PDF(Pubmed)
Abstract:
Coordinated events of calcium (Ca2+) released from the endoplasmic reticulum (ER) are key second messengers in excitable cells. In pain-sensing dorsal root ganglion (DRG) neurons, these events can be observed as Ca2+ sparks, produced by a combination of ryanodine receptors (RyR) and inositol 1,4,5-triphosphate receptors (IP3R1). These microscopic signals offer the neuronal cells with a possible means of modulating the subplasmalemmal Ca2+ handling, initiating vesicular exocytosis. With super-resolution dSTORM and expansion microscopies, we visualised the nanoscale distributions of both RyR and IP3R1 that featured loosely organised clusters in the subplasmalemmal regions of cultured rat DRG somata. We adapted a novel correlative microscopy protocol to examine the nanoscale patterns of RyR and IP3R1 in the locality of each Ca2+ spark. We found that most subplasmalemmal sparks correlated with relatively small groups of RyR whilst larger sparks were often associated with larger groups of IP3R1. These data also showed spontaneous Ca2+ sparks in <30% of the subplasmalemmal cell area but consisted of both these channel species at a 3.8-5 times higher density than in nonactive regions of the cell.
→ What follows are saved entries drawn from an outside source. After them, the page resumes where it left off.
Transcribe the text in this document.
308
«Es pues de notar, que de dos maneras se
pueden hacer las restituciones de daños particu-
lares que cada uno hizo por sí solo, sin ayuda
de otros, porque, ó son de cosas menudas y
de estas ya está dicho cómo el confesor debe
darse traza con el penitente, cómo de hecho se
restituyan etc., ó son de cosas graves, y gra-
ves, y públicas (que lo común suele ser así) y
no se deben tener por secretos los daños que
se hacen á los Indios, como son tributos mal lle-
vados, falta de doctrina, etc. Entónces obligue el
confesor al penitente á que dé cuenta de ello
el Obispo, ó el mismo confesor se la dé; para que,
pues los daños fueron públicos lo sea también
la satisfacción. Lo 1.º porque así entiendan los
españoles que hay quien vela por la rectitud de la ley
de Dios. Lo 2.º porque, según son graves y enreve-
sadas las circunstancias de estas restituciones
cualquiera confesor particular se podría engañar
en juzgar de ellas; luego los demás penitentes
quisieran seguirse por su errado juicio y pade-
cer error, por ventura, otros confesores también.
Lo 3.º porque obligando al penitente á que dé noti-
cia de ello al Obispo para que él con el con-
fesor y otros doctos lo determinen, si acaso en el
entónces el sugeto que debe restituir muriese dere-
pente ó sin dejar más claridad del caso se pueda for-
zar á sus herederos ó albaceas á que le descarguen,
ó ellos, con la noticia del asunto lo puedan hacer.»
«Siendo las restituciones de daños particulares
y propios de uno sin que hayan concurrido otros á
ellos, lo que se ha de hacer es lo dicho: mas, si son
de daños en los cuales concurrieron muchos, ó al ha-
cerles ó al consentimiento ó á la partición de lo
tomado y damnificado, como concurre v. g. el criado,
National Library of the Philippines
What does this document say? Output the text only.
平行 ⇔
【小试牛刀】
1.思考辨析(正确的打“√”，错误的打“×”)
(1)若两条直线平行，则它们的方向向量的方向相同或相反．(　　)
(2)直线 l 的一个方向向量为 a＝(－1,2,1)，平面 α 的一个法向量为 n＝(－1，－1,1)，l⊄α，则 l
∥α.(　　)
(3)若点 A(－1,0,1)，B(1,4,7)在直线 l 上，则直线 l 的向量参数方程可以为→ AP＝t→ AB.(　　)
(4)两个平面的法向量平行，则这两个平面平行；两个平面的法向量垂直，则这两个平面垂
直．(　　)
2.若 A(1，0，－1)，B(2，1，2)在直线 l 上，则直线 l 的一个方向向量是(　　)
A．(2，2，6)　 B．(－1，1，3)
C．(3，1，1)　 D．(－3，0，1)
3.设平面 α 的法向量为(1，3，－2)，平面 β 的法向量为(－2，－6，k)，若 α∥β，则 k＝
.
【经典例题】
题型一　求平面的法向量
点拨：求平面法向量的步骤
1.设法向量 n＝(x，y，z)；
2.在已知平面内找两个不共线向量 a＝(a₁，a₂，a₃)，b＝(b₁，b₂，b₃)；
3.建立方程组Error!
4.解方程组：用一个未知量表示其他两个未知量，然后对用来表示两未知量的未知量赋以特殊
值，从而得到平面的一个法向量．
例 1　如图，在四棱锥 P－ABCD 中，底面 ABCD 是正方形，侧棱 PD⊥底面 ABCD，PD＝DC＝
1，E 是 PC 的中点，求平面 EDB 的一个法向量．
Taken together, these observations reveal distinct patterns and length scales of RyR and IP3R1 co-clustering at contact sites between the ER and the surface plasmalemma that encode the positions and the quantity of Ca2+ released at each Ca2+ spark.
摘要:
从内质网(ER)释放的钙(Ca2)的协调事件是可兴奋细胞中的关键第二信使。在痛觉背根神经节(DRG)神经元中,这些事件可以观察到Ca2+火花,由ryanodine受体(RyR)和肌醇1,4,5-三磷酸受体(IP3R1)的组合产生。这些微观信号为神经元细胞提供了调节亚浆膜Ca2+处理的可能手段,启动囊泡胞吐。使用超分辨率dSTORM和扩展显微镜,我们观察了RyR和IP3R1的纳米级分布,它们在培养的大鼠DRG躯体的质膜下区域具有松散组织的簇。我们采用了一种新颖的相关显微镜协议,以检查每个Ca2火花局部的RyR和IP3R1的纳米级图案。我们发现,大多数浆膜下火花与相对较小的RyR组相关,而较大的火花通常与较大的IP3R1组相关。这些数据还显示,在<30%的质膜下细胞区域中自发的Ca2火花,但由这两种通道物种组成,密度比细胞非活动区域高3.8-5倍。一起来看,这些观察结果揭示了RyR和IP3R1在ER和表面质膜之间的接触位点共同聚集的不同模式和长度尺度,这些位置和数量编码在每个Ca2火花处释放的Ca2。